El humor social de los argentinos cambió. Si hace dos años la sociedad estaba dispuesta a esperar una mejora económica, hoy la paciencia parece haberse agotado. Esa es una de las principales conclusiones que dejó el consultor político Nicolás González, director de NGP González Pereyra & Asociados, al analizar el escenario electoral y social que atraviesa el país.
Durante una entrevista con Paren las Rotativas, González sostuvo que las mediciones realizadas por su consultora muestran un fenómeno que se repite en distintas provincias: aunque muchas personas sienten que hoy logran llegar un poco mejor a fin de mes, la percepción sobre su situación económica sigue siendo muy negativa.
«La gente siente que llega más a fin de mes, pero porque tuvo que restringir consumos, trabajar más horas, buscar un segundo empleo o financiar gastos con tarjetas y billeteras virtuales. Se llega, pero con mucho esfuerzo», explicó el especialista.
Según González, el dato más preocupante no es el presente sino el futuro. Las encuestas reflejan que dos de cada tres personas consideran que ya se les terminó la paciencia para esperar una mejora económica, mientras que apenas dos de cada diez creen que la situación estará igual o mejor dentro de un año.
A su entender, la gran diferencia con los primeros meses del gobierno de Javier Milei es que entonces existía expectativa. «En 2024 la gente estaba mal, pero tenía esperanza. Hoy muchos sienten que siguen mal y, además, ya no creen que la situación vaya a mejorar», afirmó.
Ese desgaste también impactó sobre la imagen presidencial. González señaló que el Presidente perdió parte importante del respaldo que había obtenido en el balotaje, aunque aclaró que continúa siendo la primera minoría electoral. «Su aprobación cayó a mínimos históricos, pero sigue encabezando las preferencias porque la oposición todavía no logra ofrecer una alternativa competitiva», analizó.
Más allá del diagnóstico económico, el consultor dejó una advertencia para quienes aspiran a competir en las próximas elecciones, especialmente en provincias y municipios.

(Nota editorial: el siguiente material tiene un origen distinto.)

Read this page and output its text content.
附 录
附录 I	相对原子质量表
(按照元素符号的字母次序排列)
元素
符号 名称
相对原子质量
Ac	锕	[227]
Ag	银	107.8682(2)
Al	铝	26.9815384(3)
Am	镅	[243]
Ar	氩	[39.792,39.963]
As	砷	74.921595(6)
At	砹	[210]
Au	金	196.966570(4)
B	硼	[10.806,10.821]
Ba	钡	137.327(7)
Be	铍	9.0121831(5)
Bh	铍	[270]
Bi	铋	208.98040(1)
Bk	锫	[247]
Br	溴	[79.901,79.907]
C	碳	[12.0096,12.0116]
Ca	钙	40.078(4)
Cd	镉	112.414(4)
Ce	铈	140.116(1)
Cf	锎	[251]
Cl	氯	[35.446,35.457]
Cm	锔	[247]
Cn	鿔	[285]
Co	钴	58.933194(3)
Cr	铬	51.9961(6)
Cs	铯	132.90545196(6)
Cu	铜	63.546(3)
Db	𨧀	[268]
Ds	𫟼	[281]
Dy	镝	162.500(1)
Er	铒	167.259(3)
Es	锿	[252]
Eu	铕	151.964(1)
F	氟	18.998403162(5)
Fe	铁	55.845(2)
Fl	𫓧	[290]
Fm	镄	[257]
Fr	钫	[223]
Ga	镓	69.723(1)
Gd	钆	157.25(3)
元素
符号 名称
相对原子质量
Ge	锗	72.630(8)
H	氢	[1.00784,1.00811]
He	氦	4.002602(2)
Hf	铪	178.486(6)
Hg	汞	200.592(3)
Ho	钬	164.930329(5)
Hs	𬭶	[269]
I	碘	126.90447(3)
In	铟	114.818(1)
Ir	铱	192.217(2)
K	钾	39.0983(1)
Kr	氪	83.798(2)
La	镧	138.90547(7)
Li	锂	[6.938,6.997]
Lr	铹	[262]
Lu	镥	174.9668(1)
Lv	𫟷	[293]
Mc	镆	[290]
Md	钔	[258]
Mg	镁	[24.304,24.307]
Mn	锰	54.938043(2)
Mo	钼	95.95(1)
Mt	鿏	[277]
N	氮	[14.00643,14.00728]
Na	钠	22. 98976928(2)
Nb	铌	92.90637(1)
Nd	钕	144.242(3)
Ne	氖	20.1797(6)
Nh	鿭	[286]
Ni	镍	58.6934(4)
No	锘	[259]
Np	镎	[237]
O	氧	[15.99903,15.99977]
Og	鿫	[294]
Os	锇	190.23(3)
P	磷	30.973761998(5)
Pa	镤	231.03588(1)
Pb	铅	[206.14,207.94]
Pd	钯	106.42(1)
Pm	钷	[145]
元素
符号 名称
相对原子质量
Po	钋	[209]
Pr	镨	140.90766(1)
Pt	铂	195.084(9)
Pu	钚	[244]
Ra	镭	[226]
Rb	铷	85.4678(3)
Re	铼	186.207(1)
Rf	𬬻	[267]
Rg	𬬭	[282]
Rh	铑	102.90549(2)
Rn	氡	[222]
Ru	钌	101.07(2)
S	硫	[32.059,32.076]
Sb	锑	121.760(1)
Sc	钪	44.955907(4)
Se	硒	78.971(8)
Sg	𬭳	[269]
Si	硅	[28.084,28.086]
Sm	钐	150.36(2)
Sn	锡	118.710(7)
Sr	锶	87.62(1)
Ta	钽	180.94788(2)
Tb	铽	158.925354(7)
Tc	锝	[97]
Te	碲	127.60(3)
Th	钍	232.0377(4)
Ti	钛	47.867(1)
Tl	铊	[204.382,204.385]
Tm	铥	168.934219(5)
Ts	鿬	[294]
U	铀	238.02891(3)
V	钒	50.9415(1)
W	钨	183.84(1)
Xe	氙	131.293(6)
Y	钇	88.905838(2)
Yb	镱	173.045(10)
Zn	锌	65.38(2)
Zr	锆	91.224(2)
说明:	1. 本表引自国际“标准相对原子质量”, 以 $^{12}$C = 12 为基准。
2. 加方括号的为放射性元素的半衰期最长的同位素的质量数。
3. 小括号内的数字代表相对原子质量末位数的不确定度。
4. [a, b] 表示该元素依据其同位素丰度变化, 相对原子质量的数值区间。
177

Según explicó, el modelo de construir liderazgo únicamente a través de las redes sociales comenzó a agotarse. «Las redes ya no sirven como mecanismo exclusivo para conocer a un candidato. Si no te dieron la mano, o no le dieron la mano a alguien que vos conocés, no te van a votar», resumió.
Para González, la irrupción de la inteligencia artificial, la sobreabundancia de contenido digital y la dificultad para distinguir qué es verdadero y qué no hicieron que la ciudadanía vuelva a valorar el contacto personal.
«La gente necesita validar a los dirigentes cara a cara. Ya no alcanza con ser viral ni con hacer campañas digitales; hoy se busca conocer a la persona o confiar en alguien que pueda dar referencias sobre ella», explicó.
En ese escenario, sostuvo que los candidatos deberán volver a caminar los barrios, reconstruir vínculos y apostar por la presencialidad si quieren conectar con un electorado cada vez más desconfiado.
El consultor sintetizó el cambio con una frase que, según dijo, debería funcionar como un verdadero llamado de atención para la política argentina: «La era del candidato que solo existía en las redes sociales se terminó».